Car sa main, si lourde et si rude soit-elle, est guidée par la tendre main de l’invisible.

Khalil Gibran, Le Prophète

Le « thème chironien » est dans « l’esprit du temps », il caractérise le contexte collectif et psycho-historique d’un moment précis. La prise de conscience des schémas archétypaux va insuffler un centrage « guérisseur » dans sa propre expérience individuelle pour agir au mieux pour les besoins de l’incarnation. On est « les enfants de notre temps », on porte un héritage collectif qui se révèle à soi à un moment donné de l’existence, on est alors invité à trouver « les moyens de la guérison » par une prise de conscience ou par l’injonction d’agir. C’est à cette étape du chemin qu’intervient la capacité à détacher une conscience individuelle de la matrice impénétrable collective.

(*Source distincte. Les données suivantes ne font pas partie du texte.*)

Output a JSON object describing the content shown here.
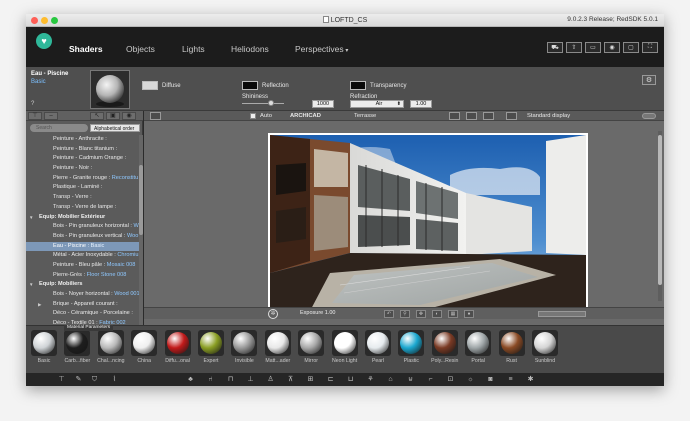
{
  "window": {
    "title": "LOFTD_CS",
    "version": "9.0.2.3 Release; RedSDK 5.0.1"
  },
  "nav": {
    "tabs": [
      "Shaders",
      "Objects",
      "Lights",
      "Heliodons",
      "Perspectives"
    ]
  },
  "editor": {
    "material_name": "Eau - Piscine",
    "material_type": "Basic",
    "help": "?",
    "diffuse_label": "Diffuse",
    "reflection_label": "Reflection",
    "shininess_label": "Shininess",
    "shininess_value": "1000",
    "transparency_label": "Transparency",
    "refraction_label": "Refraction",
    "refraction_medium": "Air",
    "refraction_value": "1.00",
    "shininess_level": 0.7
  },
  "sidebar": {
    "search_placeholder": "Search",
    "sort_label": "Alphabetical order",
    "items": [
      {
        "text": "Peinture - Anthracite :",
        "value": "",
        "kind": "item"
      },
      {
        "text": "Peinture - Blanc titanium :",
        "value": "",
        "kind": "item"
      },
      {
        "text": "Peinture - Cadmium Orange :",
        "value": "",
        "kind": "item"
      },
      {
        "text": "Peinture - Noir :",
        "value": "",
        "kind": "item"
      },
      {
        "text": "Pierre - Granite rouge : ",
        "value": "Reconstitu",
        "kind": "item"
      },
      {
        "text": "Plastique - Laminé :",
        "value": "",
        "kind": "item"
      },
      {
        "text": "Transp - Verre :",
        "value": "",
        "kind": "item"
      },
      {
        "text": "Transp - Verre de lampe :",
        "value": "",
        "kind": "item"
      },
      {
        "text": "Equip: Mobilier Extérieur",
        "value": "",
        "kind": "group"
      },
      {
        "text": "Bois - Pin granuleux horizontal : ",
        "value": "W",
        "kind": "item"
      },
      {
        "text": "Bois - Pin granuleux vertical : ",
        "value": "Woo",
        "kind": "item"
      },
      {
        "text": "Eau - Piscine : ",
        "value": "Basic",
        "kind": "selected"
      },
      {
        "text": "Métal - Acier Inoxydable : ",
        "value": "Chromiu",
        "kind": "item"
      },
      {
        "text": "Peinture - Bleu pâle : ",
        "value": "Mosaic 008",
        "kind": "item"
      },
      {
        "text": "Pierre-Grès : ",
        "value": "Floor Stone 008",
        "kind": "item"
      },
      {
        "text": "Equip: Mobiliers",
        "value": "",
        "kind": "group"
      },
      {
        "text": "Bois - Noyer horizontal : ",
        "value": "Wood 001",
        "kind": "item"
      },
      {
        "text": "Brique - Appareil courant :",
        "value": "",
        "kind": "sub"
      },
      {
        "text": "Déco - Céramique - Porcelaine :",
        "value": "",
        "kind": "item"
      },
      {
        "text": "Déco - Textile 01 : ",
        "value": "Fabric 002",
        "kind": "item"
      }
    ]
  },
  "viewport": {
    "auto_label": "Auto",
    "engine": "ARCHICAD",
    "scene": "Terrasse",
    "display_mode": "Standard display",
    "exposure": "Exposure 1.00"
  },
  "palette": {
    "title": "Material Parameters",
    "materials": [
      {
        "name": "Basic",
        "color": "#cfd3d6"
      },
      {
        "name": "Carb...fiber",
        "color": "#1e1e1e"
      },
      {
        "name": "Chal...ncing",
        "color": "#b9b9b9"
      },
      {
        "name": "China",
        "color": "#efefef"
      },
      {
        "name": "Diffu...onal",
        "color": "#c21a1a"
      },
      {
        "name": "Expert",
        "color": "#8a9e23"
      },
      {
        "name": "Invisible",
        "color": "#9a9a9a"
      },
      {
        "name": "Matt...ader",
        "color": "#e8e8e8"
      },
      {
        "name": "Mirror",
        "color": "#a8a8a8"
      },
      {
        "name": "Neon Light",
        "color": "#ffffff"
      },
      {
        "name": "Pearl",
        "color": "#e6ebee"
      },
      {
        "name": "Plastic",
        "color": "#1aa7cf"
      },
      {
        "name": "Poly...Resin",
        "color": "#7a3a24"
      },
      {
        "name": "Portal",
        "color": "#9fa6a8"
      },
      {
        "name": "Rust",
        "color": "#8a4a24"
      },
      {
        "name": "Sunblind",
        "color": "#d5d5d5"
      }
    ]
  }
}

Dans les couches invisibles de l’identité personnelle se dissimulent des histoires ancestrales, raciales, nationales, politiques ou religieuses, un processus libérateur de conscientisation bouscule pour se soustraire de leur emprise.

Chiron et les Ancêtres

Chiron est relié aux notions d’héritages, cette abstraction peut être une fardeau ou une affliction (Saturne) mais aussi l’opportunité d’intégrer ces mêmes données dans l’évolution de la vie de manière féconde et efficiente, en les transmutant avec l’énergie uranienne de la nouveauté.
L’héritage ancestral prend donc une place non-négligeable lorsque le centaure Chiron entre en scène ; surtout en aspect avec Saturne, avec une mise en évidence d’aspects même inconscients d’espoirs ou de rêves non réalisés.
Chiron peut mettre le doigt aussi sur des pressions psychologiques qui se sont accumulées de générations en générations, il indique la voie de libération et de rééquilibrage de cet écueil générationnel avec une figure de marginal, de « maverik », de « mouton noir » ou « vilain petit canard » dans une famille.
Il met en lumière les traumatismes non résolus ou les souffrances chroniques ancestrales qui nous sont alors présentés et que, de fait, nous devons intégrer dans notre propre spirale de guérison. Il faudra alors être attentif au retour de Chiron vers la cinquantaine.
Au temps actuel, les structures saturniennes (Pluton est en Capricorne depuis 2008) sont mises à mal, et pour certaines s’effondrent ; la sécurité extérieure est menacée, tout ce qui est familier se précarise et la zone de confort se réduit mettant en péril la sécurité intérieure, même les personnes avec un Uranus puissant ont besoin de Saturne pour définir leur propre cadre.
Lorsque les fondations saturniennes s’effritent, un processus de transformation se met en place, remettant en cause les identifications inconscientes. Dans ce désordre, les instabilités individuelles s’aggravent, provoquant un éveil spirituel ou une dépression, ou les 2. Ce désastre annoncé et perturbant, peut s’avérer une bénédiction et si les niveaux de compréhension le permettent, grâce au processus typique Saturne/Uranus, c’est le démarrage d’une nouvelle dynamique avec un nouveau paradigme charriant positivement un souffle étonnant et surprenant.
Le découverte de Chiron dans les années 1970 est un événement précurseur de cette révolution intérieure et extérieure de guérison. Il combine, de façon unique, les aspects propre de Saturne comme le respect du passé, les limites personnelles, et les lois des mondes matériel et spirituel, avec la vision, la clarté et le potentiel d’Uranus. Chiron invite à manifester cette complémentarité dans la vie, à l’expulser au niveau social, le royaume de Jupiter, où la générosité d’esprit et le désir d’être au service d’autrui incitent à rechercher à améliorer le monde qui nous entoure.
Le chemin de Chiron est la « voie du milieu », guidant sur l' »ouvrage » de façon non-compulsive et paisible, on souhaite accomplir ce qu’on ressent profondément dans notre for intérieur et qui semble être notre devoir, pas à pas avec sagesse même si à l’extérieur se perpétue le tahu bohu (terme hébraïque qui veut dire agitation confuse).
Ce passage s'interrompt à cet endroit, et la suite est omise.